Caradoc experienced anguish for the drowned people and animals, for the ruined hayricks, cornfields-it would be a hard summer for the survivors, and an even harder winter.

Yet holy Glastonbury still stood. Beautiful, beautiful it was, crystalline under the bright new moon reflected in its skirt of floodwater, an island of glass. The Island of Glass.

Sucking in breath that couldn’t fill his lungs, he turned his eyes to the graveyard awaiting him.

A flicker of movement caught his eye. Three cowled figures were pulling on ropes that dragged something up the slope from the abbey’s great gate. Too far away for him to hear any sound they made, they seemed like ghosts. And perhaps, Caradoc thought, that is what they are-for what human could be abroad and busy in this devastation when even the owls and nightingales were silent?

He couldn’t make out what it was they were hauling-it had the shape of a great log, or a canoe. Then, as the figures came to the fissure in the ground that the earthquake had opened, he saw what it was. A coffin.

They were lowering it into the fissure. Now they were kneeling, and from the throat of one of them came a great shriek. “Arthur, Arthur.

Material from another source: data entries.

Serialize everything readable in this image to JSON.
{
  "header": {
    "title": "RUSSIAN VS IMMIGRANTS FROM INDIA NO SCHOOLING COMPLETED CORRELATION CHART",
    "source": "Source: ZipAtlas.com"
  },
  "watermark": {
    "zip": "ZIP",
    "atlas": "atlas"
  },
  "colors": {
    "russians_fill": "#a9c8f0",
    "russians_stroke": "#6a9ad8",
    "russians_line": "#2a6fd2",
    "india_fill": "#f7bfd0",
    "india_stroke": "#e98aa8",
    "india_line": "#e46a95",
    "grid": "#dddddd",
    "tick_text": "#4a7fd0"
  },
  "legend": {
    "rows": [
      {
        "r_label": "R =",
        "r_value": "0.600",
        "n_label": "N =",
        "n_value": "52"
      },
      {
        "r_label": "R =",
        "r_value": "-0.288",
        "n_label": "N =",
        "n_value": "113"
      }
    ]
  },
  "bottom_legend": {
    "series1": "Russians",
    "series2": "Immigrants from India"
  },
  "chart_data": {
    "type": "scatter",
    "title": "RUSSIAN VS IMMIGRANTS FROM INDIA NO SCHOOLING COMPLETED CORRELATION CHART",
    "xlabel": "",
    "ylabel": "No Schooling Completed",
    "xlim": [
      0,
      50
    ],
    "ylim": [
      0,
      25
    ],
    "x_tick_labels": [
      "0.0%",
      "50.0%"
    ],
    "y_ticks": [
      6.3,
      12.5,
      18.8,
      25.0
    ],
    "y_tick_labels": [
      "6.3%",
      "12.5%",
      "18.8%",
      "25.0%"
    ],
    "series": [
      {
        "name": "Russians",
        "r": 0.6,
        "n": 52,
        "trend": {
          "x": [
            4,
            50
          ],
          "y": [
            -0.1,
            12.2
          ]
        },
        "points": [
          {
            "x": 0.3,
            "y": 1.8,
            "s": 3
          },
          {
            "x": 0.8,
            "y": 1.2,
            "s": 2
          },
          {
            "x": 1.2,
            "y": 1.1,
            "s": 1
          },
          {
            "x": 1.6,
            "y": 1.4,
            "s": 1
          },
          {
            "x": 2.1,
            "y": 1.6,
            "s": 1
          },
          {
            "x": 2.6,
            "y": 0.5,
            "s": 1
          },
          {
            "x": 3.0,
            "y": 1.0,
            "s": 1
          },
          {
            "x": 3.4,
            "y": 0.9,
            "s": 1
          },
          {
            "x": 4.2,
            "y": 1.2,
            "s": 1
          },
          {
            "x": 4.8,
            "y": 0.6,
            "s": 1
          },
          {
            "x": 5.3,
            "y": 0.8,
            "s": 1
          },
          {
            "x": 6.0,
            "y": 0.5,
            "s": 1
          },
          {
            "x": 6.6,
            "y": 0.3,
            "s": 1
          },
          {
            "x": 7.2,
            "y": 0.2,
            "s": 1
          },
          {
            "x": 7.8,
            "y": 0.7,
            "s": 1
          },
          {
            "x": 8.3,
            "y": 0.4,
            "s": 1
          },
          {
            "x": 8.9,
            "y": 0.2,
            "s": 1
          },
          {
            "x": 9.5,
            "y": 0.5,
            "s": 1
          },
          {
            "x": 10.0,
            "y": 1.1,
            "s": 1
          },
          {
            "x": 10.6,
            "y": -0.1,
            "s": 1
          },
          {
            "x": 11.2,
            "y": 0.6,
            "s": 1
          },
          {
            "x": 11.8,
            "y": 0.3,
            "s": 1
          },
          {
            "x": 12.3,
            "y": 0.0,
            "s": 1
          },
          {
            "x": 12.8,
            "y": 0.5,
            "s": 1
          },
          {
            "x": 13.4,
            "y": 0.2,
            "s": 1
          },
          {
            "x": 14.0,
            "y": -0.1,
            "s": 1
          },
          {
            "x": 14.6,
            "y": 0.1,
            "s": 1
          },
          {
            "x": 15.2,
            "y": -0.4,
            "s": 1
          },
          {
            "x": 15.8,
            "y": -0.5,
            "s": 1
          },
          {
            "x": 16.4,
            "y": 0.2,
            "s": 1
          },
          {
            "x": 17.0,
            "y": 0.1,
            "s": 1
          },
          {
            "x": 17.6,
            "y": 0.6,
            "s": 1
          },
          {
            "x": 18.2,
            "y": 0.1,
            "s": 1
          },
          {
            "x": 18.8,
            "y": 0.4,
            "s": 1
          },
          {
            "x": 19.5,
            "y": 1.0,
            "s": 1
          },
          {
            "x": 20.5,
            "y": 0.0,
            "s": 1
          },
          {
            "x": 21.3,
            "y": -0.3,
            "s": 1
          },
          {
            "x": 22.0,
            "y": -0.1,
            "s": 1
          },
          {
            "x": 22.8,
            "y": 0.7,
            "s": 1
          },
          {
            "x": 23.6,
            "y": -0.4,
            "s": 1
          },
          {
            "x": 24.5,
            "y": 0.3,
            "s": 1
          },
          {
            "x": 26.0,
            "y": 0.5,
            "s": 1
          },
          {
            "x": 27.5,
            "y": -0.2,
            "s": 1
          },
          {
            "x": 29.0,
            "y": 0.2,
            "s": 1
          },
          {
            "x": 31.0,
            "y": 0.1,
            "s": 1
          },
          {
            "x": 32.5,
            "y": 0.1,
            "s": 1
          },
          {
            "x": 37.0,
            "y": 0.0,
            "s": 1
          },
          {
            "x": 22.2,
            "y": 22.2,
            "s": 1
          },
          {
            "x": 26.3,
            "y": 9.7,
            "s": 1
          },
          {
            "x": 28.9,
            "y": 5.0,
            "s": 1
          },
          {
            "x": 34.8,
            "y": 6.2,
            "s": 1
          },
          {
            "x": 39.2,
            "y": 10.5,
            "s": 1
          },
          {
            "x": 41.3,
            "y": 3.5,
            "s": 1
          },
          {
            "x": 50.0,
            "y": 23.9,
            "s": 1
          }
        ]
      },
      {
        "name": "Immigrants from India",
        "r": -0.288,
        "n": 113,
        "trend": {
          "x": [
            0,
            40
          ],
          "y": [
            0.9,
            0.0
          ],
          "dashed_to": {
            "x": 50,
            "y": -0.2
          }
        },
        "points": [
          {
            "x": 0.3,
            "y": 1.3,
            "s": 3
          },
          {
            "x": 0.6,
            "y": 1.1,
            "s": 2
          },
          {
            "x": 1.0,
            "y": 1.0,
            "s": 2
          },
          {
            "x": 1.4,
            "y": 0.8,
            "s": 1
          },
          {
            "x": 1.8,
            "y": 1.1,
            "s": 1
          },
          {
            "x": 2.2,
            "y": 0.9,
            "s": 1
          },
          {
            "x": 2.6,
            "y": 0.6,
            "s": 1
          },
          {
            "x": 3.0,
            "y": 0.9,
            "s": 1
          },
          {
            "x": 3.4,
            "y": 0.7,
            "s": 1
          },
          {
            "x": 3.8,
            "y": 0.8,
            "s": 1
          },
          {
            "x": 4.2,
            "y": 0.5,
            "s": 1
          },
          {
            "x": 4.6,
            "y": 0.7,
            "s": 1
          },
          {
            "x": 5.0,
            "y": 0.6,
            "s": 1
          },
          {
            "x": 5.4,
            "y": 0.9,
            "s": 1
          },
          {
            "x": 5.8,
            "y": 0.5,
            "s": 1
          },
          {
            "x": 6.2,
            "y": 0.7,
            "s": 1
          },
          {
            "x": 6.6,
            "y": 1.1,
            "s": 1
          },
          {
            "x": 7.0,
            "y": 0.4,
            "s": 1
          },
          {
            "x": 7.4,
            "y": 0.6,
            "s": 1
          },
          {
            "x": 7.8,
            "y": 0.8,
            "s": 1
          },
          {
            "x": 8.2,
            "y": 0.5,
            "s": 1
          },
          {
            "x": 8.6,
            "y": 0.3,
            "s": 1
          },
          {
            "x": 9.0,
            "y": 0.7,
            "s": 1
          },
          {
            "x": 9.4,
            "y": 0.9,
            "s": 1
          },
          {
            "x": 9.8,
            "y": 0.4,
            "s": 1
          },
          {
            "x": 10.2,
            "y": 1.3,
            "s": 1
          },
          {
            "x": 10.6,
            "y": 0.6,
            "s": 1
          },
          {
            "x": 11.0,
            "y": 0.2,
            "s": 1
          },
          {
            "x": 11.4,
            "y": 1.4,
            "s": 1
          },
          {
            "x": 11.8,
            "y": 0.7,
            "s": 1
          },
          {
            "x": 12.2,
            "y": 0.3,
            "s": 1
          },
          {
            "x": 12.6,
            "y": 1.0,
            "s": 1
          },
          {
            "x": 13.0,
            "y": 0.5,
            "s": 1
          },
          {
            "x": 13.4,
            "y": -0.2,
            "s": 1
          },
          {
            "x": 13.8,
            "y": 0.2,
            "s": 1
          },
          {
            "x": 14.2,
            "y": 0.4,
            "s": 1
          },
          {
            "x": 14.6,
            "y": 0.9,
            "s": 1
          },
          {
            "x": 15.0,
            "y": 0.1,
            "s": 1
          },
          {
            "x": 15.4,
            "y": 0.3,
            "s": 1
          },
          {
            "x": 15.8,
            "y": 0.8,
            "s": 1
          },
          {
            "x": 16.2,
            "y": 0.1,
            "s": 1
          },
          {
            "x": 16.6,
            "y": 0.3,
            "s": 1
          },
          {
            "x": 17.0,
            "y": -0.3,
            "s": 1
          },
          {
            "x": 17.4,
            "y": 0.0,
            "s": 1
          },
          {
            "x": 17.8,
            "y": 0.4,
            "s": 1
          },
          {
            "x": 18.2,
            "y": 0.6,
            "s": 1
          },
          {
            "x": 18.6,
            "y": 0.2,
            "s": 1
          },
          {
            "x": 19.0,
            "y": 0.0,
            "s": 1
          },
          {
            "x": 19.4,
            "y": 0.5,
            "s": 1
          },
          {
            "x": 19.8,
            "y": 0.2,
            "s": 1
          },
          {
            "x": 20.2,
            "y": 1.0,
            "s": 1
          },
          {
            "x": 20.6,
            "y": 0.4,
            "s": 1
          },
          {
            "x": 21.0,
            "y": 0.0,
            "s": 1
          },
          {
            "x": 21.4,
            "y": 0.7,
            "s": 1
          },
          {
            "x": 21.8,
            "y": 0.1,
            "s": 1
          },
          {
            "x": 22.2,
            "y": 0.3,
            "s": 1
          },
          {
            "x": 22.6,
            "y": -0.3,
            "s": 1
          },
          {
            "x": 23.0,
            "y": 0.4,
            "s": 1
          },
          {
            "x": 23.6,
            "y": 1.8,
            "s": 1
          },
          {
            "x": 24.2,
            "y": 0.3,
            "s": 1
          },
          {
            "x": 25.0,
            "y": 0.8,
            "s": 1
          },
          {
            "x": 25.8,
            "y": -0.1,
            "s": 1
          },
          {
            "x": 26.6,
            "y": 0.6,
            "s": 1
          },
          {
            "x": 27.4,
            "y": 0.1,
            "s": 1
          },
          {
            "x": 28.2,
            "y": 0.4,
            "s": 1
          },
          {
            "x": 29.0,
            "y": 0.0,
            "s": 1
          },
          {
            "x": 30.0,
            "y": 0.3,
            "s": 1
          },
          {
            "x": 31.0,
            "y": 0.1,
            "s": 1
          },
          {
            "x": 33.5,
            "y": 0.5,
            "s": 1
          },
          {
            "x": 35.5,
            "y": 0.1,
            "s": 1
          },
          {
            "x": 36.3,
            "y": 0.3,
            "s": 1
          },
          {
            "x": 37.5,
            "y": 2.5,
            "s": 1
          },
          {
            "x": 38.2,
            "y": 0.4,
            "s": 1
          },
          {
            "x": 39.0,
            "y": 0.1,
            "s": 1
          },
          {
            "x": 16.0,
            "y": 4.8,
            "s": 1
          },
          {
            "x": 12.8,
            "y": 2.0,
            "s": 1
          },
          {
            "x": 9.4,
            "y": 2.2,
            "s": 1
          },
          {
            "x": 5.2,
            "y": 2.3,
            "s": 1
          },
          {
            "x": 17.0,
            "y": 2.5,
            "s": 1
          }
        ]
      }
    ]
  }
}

May God have mercy on your soul and mine.”

There was a moan from the dying monk. “Is King Arthur dead, then?”

For Caradoc, though a Glastonbury monk these thirty years, had believed that King Arthur was merely resting, waiting, until he was called to rise and fight the devil’s hordes once more. And he rested here.

Avalon was Glastonbury, Glastonbury was Avalon, the Isle of Glass indeed, and Arthur slept somewhere among these hills, with their hidden caves and crystal springs. Arthur the brave, Arthur of the Welsh, who’d resisted the seaborne invaders and kept the flame of Christianity flickering in Britain during its Dark Ages.